Acute necrotizing encephalopathy (ANE) is a rare but distinctive type of acute encephalopathy with global distribution. Occurrence of ANE is usually preceded by a virus-associated febrile illness and ensued by rapid deterioration. However, the causal relationship between viral infections and ANE and the exact pathogenesis of ANE remain unclear; both environmental and host factors might be involved. Most cases of ANE are sporadic and nonrecurrent, namely, isolated or sporadic ANE; however, few cases are recurrent and with familial episodes. The recurrent and familial forms of ANE were found to be incompletely autosomal-dominant. Further the missense mutations in the gene encoding the nuclear pore protein Ran Binding Protein 2 (RANBP2) were identified. Although the clinical course and the prognosis of ANE are diverse, the hallmark of neuroradiologic manifestation of ANE is multifocal symmetric brain lesions which are demonstrated by computed tomography (CT) or magnetic resonance imaging (MRI). The treatment of ANE is still under investigation. We summarize the up-to-date knowledge on ANE, with emphasis on prompt diagnosis and better treatment of this rare but fatal disease.

Figure 1

Clinical course of acute necrotizing encephalopathy (ANE). Survivors of ANE go through three phases during the clinical course including prodromal stage, period of acute encephalopathy, and recovery stage. In the prodromal stage, the common symptoms include cough, vomiting, diarrhea, skin erythra mainly due to various viral infections. Soon after, the dysfunction of the brain gradually appeared during the acute encephalopathy stage, for example, disturbance of consciousness, seizures, focal deficits.
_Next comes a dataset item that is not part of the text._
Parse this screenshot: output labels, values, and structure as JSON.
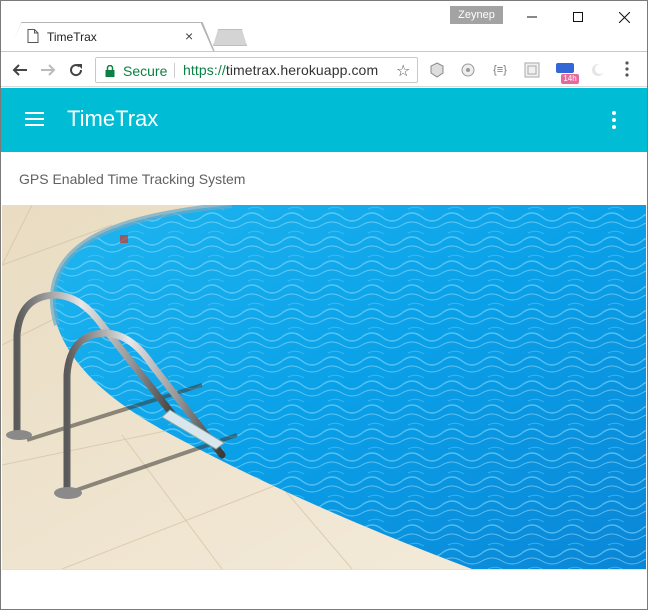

If survived, patients of ANE would go through the third phase, so-called recovery stage, and most patients left with different neurological sequelae while a few could recover completely.

Figure 2

Dynamic changes of magnetic resonance imaging (MRI) of a patient with acute necrotizing encephalopathy (ANE). (a) was computerized tomography (CT) at onset; (b) and (c), (d) and (e), and (f) and (g) were, respectively, the T₁-weighted image (T₁WI), T₂WI, and fluid attenuated inversion recovery (FLAIR) image at onset which showed lesions on bilateral thalamus and brain stem (blue arrow); (h) and (i), (g) and (k), and (l) were, respectively, the T₁WI, T₂WI, and FLAIR imaging of follow-up which revealed disappearance of the brain stem lesions and impressive regression of the thalamic lesions, just left hemosiderin deposition (red arrow).

Figure 3

Diffusion MRI and susceptibility weighted imaging (SWI) findings of acute necrotizing encephalopathy (ANE). (a) was the schematic diagram of typical tricolor pattern corresponding to the thalamic lesions on (b) (a: center of thalamic lesions characterized by hemorrhage and necrosis; b: periphery of the central thalamic lesions characterized by cytotoxic edema; c: outside portions of the thalamic lesions suggesting vasogenic edema). (b) and (c), (d) and (e) were the apparent diffusion coefficient (ADC) and diffusion-weighted image (DWI), respectively, at onset which suggested the bilateral thalamus and brain stem lesions (blue arrow). (f) and (g), (h) and (i) were the ADC and DWI imaging of follow-up which revealed disappearance of the brain stem lesions and hemosiderin deposition on bilateral thalamus (red arrow). (j), (k), and (l) were the follow-up SWI images which showed hemosiderin deposition in the bilateral thalami and the cerebella (red arrow).